Aucune disproportion n’est ainsi susceptible d’être caractérisée en l’espèce dans le choix d’une mesure de rétention administrative au regard d’une volonté non équivoque de X se disant [H] [Y] de ne pas exécuter la mesure d’éloignement édictée le 10 novembre 2025 même s’il n’a pas entendu la verbaliser expressément.
Il n’est pas caractérisé en l’espèce que l’autorité administrative ait commis une erreur manifeste d’appréciation.
Ce moyen ne pouvait donc pas plus être accueilli.
Sur l’atteinte invoquée à la vie privée et familiale et l’intérêt supérieur de l’enfant
X se disant [H] [Y] soutient l’existence d’une atteinte à la vie privée et familiale inhérente à la décision d’éloignement comme à son placement en rétention administrative, à raison de ce qu’il se trouve sur le territoire français en compagnie de sa compagne et qu’un enfant issu de son couple est gravement malade.
Il doit être d’abord relevé que X se disant [H] [Y] n’a pas entendu contester l’arrêté portant obligation de quitter le territoire français du 10 novembre 2025 et ne peut saisir le juge judiciaire de l’appréciation de la proportionnalité de cette mesure, dont l’examen est réservé aux juridictions administratives.
Il ne précise pas concrètement l’atteinte disproportionnée aux droits protégés par l’article 8 de la convention européenne de sauvegarde des droits de l’Homme et par l’article 3 de la convention internationale des droits de l’enfant qui serait consécutive à son placement en rétention administrative.
Les documents qu’il fournit pour faire état de difficultés de santé d’un de ses enfants sont manifestement insuffisants pour caractériser la nécessité d’une présence quotidienne du père auprès de son fils et que l’intérêt supérieur des enfants commande qu’il en soit ainsi.
Au surplus, il ne prétend pas que sa compagne et ses enfants soient en situation régulière en France, sa compagne étant également indiquée comme ayant fait une demande d’asile. En outre, la menace pour l’ordre public qu’il représente ne peut conduire à retenir comme disproportionnée la mesure d’éloignement comme la rétention administrative qui a été décidée pour la mettre en oeuvre.
S’agissant du principe de non-refoulement, le seul engagement de l’appel devant la CNDA est de nature à protéger l’intéressé d’une mesure d’éloignement tant que cette cour n’a pas statué.
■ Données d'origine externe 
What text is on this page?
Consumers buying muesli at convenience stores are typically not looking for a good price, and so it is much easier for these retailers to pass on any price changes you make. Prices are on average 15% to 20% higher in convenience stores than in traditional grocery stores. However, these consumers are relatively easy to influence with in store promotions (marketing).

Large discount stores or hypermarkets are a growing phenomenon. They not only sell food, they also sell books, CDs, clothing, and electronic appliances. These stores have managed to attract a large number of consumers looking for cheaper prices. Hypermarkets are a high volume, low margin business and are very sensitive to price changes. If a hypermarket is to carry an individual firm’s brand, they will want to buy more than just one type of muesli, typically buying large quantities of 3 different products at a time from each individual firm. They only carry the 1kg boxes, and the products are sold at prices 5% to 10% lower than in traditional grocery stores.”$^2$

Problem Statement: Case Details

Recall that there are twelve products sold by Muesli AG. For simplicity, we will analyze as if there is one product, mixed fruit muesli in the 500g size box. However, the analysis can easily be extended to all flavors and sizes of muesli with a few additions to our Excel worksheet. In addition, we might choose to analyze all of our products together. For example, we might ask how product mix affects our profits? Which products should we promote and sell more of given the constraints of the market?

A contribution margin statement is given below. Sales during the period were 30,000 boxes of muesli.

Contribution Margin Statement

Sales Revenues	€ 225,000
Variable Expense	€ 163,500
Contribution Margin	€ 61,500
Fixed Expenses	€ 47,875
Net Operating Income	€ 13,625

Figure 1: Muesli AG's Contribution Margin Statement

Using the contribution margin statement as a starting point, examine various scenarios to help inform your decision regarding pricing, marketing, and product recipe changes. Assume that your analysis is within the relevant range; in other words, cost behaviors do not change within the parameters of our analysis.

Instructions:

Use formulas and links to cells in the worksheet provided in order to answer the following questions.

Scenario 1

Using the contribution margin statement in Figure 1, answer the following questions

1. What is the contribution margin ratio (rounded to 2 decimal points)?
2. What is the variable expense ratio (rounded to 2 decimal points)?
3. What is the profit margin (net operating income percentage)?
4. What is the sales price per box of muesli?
Il appartient à cette seule juridiction de déterminer s’il y a lieu à refoulement.
Ce moyen ne pouvait pas plus prospérer.
En conséquence, l’ordonnance entreprise est infirmée et il est fait droit à la demande de prolongation de la rétention administrative, après qu’ait été déclaré régulier l’arrêté de placement en rétention administrative.
Au surplus, la demande d’assignation à résidence présentée devant le premier juge sur laquelle l’intéressé n’est pas revenu en appel était en tout état de cause insusceptible de prospérer en l’absence de remise d’un passeport en cours de validité.
PAR CES MOTIFS
Infirmons en toutes ses dispositions l’ordonnance déférée et statuant à nouveau,
Déclarons régulier l’arrêté de placement en rétention administrative pris le 22 mai 2026 à l’encontre de X se disant [H] [Y],
Ordonnons la prolongation de la rétention administrative de X se disant [H] [Y] pendant une durée de vingt-six jours.